For now, we're not going to discuss IPC and pipes, because that's a little complex.

The `debugprint()` syscall came about as the first syscall ever (it even has an ID of 1) and it was used for
printing way before pipes were added into the kernel. It's still useful for debugging purposes, when we want to
literally just print a string and not go through the entire pipeline of printf-style formatting and only then
writing something to a pipe.

.Usage of `debugprint()` in AMD64 assembly
[source,asm]
----
.section .data

STRING:
  .string "Hello world!!!"
STRING_LEN:
  .quad . - STRING

.section .text

.global _start
_start: 
  movq $1, %rax     // select debugprint()
  lea STRING(%rip),     %rdi    // load STRING
  lea STRING_LEN(%rip), %rsi    // load STRING_LEN
  int $0x80

  // quit
  movq $17, %rax
  movq $-1, %rdi
  int $0x80
----

Why are we using `lea` to load stuff? Why not `movq`? Because we can't...
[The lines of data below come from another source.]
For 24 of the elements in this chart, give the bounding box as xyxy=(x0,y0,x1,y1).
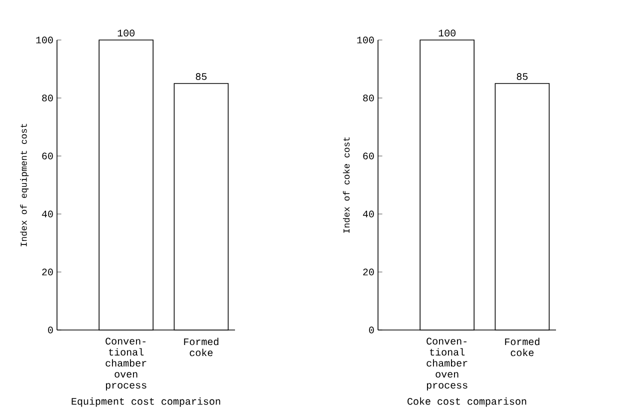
y-tick-label: 80 xyxy=(42,94,53,102)
y-tick-label: 40 xyxy=(42,210,53,218)
y-tick-label: 60 xyxy=(363,152,374,160)
y-tick-label: 60 xyxy=(42,152,53,160)
data-label: 85 xyxy=(516,73,528,80)
y-tick-label: 20 xyxy=(42,268,53,276)
x-tick-label: Formed coke xyxy=(505,338,540,356)
y-tick-label: 100 xyxy=(357,36,374,44)
y-tick-label: 40 xyxy=(362,210,374,218)
y-tick-label: 0 xyxy=(369,326,374,334)
y-axis-title: Index of equipment cost xyxy=(20,124,29,246)
data-label: 85 xyxy=(196,73,207,80)
x-tick-label: Conven-tional chamber oven process xyxy=(106,338,146,391)
data-label: 100 xyxy=(118,30,134,36)
x-tick-label: Conven-tional chamber oven process xyxy=(426,338,468,391)
y-tick-label: 0 xyxy=(48,326,53,334)
y-tick-label: 100 xyxy=(36,36,53,44)
y-tick-label: 20 xyxy=(363,268,374,276)
x-tick-label: Formed coke xyxy=(184,338,218,356)
x-axis-title: Coke cost comparison xyxy=(408,397,526,407)
y-tick-label: 80 xyxy=(363,94,374,102)
data-label: 100 xyxy=(438,30,456,36)
y-axis-title: Index of coke cost xyxy=(342,137,350,233)
x-axis-title: Equipment cost comparison xyxy=(72,397,220,407)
We can't just `movq`, because the kernel doesn't support relocatable code - everything is loaded at a fixed
address in a process' address space. Because of this, we have to address everything relatively to `%rip` 
(the instruction pointer). We're essentially writing position independent code (PIC) by hand. This is what
the `-fPIC` GCC flag does, BTW.

== Getting into C and some bits of `ulib`

Now that we've gone overm how to write some (very) basic programs in assembly, let's try to untangle, how we get
into C code and understand some portions of `ulib` - the userspace programming library.

This code snippet should be understandable by now:
._start.S
[source,asm]
----
.extern _premain

.global _start
_start:
  call _premain
----

Here `_premain()` is a C startup function that gets executed before running `main()`. `_premain()` is also
responsible for quitting the application.

._premain.c
[source,c]
----
// Headers skipped.

extern void main(void);
extern uint8_t _bss_start[];
extern uint8_t _bss_end[];

void clearbss(void) {
  uint8_t *p = _bss_start;
  while (p < _bss_end) {
    *p++ = 0;
  }
}

#define MAX_ARGS 25
static char *_args[MAX_ARGS];

size_t _argslen;

char **args(void) {
  return (char **)_args;
}

size_t argslen(void) {
  return _argslen;
}

// ulib initialization goes here
void _premain(void) {
  clearbss();

  for (size_t i = 0; i < ARRLEN(_args); i++) {
    _args[i] = umalloc(PROC_ARG_MAX);
  }

  proc_argv(-1, &_argslen, _args, MAX_ARGS);

  main();
  proc_kill(proc_getpid());
}
----

First, in order to load our C application without UB from the get go, we need to clear the `BSS` section of an
ELF file (which MOP2 uses as it's executable format). We use `_bss_start` and `_bss_end` symbols for that, which
come from a linker script defined for user apps:

.link.ld - linker script for user apps
[source]
----
ENTRY(_start)

SECTIONS {
  . = 0x400000;

  .text ALIGN(4K):
  {
    *(.text .text*)
  }
  
  .rodata (READONLY): ALIGN(4K)
  {
    *(.rodata .rodata*)
  }

  .data ALIGN(4K):
  {
    *(.data .data*)
  }

  .bss ALIGN(4K):
  {
    _bss_start = .;
    *(.bss .bss*)
    . = ALIGN(4K);
    _bss_end = .;
  }
}
----

After that, we need to collect our application's commandline arguments (like argc and argv in UNIX-derived
systems). To do that we use a `proc_argv()` syscall, which fills out a preallocated memory buffer with. The main
limitation of this approach is that the caller must ensure that enough space withing the buffer was allocated.
25 arguments is enough for pretty much all appliations on this system, but this is something that may be a little
problematic in the future.

After we've exited from `main()`, we just gracefully exit the application.